A year and a half ago, Brigham also created a one-to-one support program, in which an expert trainer would meet the physicians in their practice and help them with their work flow. A pilot project involved four specialties, including general surgery. Each session was 90 minutes to two hours long, and providers were offered one or more follow-up sessions, as well as optional training on speech recognition. After seeing some negative feedback on their initial classroom training, the one-to-one sessions were met with a very positive response. Almost 95 percent said it was valuable, and 95 percent said they thought their efficiency with the EHR would improve following the training. Based on that early success, the training effort is now being rolled out to much larger groups of physicians at Brigham and across the Partners HealthCare network.

In another attempt to improve documentation turnaround time, Brigham has made voice recognition tools and training available to physicians. They made two-hour training sessions mandatory for those interested in adoption, with additional personalization sessions also available. Informaticists partnered with departments to build department-specific order sets. (Brigham also started offering 15-minute e-learning sessions for residents.) More than 90 percent of surveyed physicians said the training met expectations, and 70 percent said they would be willing to have additional training, Landman said. Currently 5,000 physicians across Partners are trained to use voice recognition tools with the EHR.

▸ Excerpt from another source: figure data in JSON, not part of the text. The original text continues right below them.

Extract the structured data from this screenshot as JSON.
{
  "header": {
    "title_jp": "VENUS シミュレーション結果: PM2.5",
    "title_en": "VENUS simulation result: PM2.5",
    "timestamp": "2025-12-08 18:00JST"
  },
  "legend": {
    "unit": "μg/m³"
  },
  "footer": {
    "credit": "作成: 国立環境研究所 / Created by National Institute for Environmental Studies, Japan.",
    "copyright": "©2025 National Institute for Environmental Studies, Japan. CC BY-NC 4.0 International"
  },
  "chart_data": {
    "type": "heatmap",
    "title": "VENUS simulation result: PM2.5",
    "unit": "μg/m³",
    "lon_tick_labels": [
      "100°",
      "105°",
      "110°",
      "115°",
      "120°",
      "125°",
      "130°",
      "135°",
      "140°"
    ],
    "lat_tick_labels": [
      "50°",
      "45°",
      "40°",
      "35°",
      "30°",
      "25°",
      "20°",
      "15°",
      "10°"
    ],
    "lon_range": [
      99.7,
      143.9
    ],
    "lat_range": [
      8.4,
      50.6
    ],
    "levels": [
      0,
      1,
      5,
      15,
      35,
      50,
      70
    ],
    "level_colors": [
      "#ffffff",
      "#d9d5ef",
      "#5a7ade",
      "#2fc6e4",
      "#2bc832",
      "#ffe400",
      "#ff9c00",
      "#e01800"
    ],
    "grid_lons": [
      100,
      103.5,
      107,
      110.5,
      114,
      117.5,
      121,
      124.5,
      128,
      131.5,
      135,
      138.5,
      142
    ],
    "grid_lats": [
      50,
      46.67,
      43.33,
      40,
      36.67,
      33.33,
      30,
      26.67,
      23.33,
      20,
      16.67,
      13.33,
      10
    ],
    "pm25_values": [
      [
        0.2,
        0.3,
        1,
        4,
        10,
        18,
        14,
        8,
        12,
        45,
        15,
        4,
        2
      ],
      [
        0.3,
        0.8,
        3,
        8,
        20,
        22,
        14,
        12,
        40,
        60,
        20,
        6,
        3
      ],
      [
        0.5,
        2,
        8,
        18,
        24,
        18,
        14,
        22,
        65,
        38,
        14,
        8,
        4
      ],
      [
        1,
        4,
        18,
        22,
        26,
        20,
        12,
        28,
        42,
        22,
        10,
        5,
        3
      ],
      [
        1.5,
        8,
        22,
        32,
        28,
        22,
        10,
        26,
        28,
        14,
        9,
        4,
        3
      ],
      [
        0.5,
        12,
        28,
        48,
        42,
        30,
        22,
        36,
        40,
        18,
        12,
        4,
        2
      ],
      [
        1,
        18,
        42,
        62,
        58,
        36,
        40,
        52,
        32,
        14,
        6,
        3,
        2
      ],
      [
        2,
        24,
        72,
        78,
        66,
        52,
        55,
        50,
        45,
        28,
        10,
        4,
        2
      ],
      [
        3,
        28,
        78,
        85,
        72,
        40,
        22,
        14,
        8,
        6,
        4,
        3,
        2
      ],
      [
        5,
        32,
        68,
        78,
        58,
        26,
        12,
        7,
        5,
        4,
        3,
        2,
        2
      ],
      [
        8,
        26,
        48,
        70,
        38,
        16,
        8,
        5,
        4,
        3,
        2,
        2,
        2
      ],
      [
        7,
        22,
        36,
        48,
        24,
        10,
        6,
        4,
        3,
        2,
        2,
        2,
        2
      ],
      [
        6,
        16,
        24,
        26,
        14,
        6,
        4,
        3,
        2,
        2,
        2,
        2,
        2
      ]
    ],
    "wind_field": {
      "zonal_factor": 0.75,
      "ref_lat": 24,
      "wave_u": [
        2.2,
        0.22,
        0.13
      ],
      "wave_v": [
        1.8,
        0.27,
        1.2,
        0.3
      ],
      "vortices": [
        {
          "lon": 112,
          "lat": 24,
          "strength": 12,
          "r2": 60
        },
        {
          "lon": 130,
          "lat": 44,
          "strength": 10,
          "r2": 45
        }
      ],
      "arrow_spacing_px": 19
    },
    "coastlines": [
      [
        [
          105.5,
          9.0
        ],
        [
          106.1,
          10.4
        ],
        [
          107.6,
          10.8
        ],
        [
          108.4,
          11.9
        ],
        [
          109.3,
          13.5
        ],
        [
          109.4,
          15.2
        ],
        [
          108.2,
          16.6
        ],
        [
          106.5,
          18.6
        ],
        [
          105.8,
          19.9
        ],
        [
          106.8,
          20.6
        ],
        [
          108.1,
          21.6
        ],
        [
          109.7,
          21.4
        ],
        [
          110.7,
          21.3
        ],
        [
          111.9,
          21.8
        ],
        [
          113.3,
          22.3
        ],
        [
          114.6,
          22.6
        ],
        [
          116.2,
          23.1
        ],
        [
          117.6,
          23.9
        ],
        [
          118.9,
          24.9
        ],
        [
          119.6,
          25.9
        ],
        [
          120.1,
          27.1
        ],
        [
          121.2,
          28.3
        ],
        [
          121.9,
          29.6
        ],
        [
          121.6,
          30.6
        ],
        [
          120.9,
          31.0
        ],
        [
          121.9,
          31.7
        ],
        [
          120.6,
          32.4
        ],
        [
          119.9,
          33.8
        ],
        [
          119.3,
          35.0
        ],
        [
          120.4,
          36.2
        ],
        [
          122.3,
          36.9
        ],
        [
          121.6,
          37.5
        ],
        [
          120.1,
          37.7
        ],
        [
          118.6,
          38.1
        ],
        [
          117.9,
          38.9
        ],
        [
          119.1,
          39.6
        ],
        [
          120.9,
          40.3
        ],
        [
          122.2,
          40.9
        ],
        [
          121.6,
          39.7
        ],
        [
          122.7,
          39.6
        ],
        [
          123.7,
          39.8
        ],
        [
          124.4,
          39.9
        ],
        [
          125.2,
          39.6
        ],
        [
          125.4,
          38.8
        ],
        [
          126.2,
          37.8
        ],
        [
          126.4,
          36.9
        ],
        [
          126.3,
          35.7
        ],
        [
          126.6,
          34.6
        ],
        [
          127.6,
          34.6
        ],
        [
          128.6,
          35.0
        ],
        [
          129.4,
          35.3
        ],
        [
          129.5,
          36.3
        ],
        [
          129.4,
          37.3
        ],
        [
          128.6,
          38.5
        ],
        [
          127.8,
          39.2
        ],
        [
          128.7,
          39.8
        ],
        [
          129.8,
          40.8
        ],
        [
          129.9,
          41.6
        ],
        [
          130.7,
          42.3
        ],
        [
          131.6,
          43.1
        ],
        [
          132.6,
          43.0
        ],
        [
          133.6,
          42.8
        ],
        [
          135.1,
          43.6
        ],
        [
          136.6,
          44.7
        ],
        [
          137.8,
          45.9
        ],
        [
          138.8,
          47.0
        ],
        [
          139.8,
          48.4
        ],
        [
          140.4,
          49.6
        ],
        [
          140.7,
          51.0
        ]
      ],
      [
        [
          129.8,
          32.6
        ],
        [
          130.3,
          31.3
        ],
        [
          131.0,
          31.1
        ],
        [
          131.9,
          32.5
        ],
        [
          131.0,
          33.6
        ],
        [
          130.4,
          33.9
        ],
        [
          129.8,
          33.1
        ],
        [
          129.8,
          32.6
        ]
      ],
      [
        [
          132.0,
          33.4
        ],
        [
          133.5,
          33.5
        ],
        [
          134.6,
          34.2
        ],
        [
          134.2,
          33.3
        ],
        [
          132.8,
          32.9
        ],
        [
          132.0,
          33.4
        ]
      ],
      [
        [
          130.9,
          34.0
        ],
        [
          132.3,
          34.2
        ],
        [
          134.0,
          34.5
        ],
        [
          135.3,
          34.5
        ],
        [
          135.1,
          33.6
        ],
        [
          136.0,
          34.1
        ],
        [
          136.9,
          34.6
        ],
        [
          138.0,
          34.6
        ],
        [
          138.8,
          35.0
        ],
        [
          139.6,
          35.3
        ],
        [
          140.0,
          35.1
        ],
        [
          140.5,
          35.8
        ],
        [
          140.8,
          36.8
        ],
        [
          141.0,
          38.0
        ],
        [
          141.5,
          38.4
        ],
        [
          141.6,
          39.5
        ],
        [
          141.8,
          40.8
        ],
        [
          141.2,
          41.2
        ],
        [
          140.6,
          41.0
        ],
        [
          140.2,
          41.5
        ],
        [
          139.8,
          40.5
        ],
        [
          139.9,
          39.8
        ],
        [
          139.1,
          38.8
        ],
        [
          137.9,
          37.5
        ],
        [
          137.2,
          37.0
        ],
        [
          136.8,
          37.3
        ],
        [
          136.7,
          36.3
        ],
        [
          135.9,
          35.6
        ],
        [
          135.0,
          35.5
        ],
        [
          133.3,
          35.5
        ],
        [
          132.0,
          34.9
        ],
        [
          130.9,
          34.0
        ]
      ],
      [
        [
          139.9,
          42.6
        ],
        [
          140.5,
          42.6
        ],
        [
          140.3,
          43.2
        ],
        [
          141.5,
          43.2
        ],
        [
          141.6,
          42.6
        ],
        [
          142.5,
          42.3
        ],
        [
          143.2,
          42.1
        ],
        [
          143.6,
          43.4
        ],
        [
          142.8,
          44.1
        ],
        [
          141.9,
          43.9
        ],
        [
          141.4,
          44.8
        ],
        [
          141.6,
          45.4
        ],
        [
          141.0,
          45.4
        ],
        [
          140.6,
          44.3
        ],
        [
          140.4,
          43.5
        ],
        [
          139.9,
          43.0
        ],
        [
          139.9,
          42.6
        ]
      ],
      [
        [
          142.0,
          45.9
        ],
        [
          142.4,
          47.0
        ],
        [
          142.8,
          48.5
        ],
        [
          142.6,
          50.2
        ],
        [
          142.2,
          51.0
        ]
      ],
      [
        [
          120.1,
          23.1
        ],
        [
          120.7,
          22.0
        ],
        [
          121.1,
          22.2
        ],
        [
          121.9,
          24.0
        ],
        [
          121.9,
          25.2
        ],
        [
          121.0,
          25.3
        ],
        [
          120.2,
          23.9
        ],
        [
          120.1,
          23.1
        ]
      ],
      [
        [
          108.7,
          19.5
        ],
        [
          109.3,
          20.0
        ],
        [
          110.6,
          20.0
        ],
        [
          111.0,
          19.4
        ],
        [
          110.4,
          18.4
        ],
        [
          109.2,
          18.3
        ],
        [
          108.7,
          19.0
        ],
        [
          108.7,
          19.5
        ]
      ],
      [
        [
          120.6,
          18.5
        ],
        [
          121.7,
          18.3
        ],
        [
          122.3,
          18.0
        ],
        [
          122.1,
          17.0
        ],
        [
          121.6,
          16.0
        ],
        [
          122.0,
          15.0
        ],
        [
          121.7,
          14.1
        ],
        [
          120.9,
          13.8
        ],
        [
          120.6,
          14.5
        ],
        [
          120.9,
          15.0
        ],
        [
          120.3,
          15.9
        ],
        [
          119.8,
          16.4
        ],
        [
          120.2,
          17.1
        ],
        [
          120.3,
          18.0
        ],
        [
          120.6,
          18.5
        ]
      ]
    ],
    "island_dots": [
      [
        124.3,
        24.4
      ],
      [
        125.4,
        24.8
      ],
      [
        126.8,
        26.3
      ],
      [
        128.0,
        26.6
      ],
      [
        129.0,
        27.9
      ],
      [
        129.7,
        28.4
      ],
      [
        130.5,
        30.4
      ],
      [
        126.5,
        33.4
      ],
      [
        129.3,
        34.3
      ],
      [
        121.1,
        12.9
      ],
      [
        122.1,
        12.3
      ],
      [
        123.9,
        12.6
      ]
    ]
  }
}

Landman also cited a study that compared U.S. and international use of Epic that saw a huge disparity in length of documentation notes. The U.S.-based users’ notes were nearly four times longer on average than those of their international counterparts. Epic users overseas tend not to complain about the burden of documentation, he noted. This has to do with how the provider notes are used in billing, he said, adding that CMS is working on proposals to change billing requirements that may alleviate some of the documentation burden for physicians.

In closing, Landman urged informatics colleagues to think about working on EHR optimization research and studying the impact of policy and technology changes. “New technology tools can seem fun and exciting, but for physicians who see up to 100 patients per day, they can be quite overwhelming,” he said. “We don’t want physicians spending half their time doing administrative work.”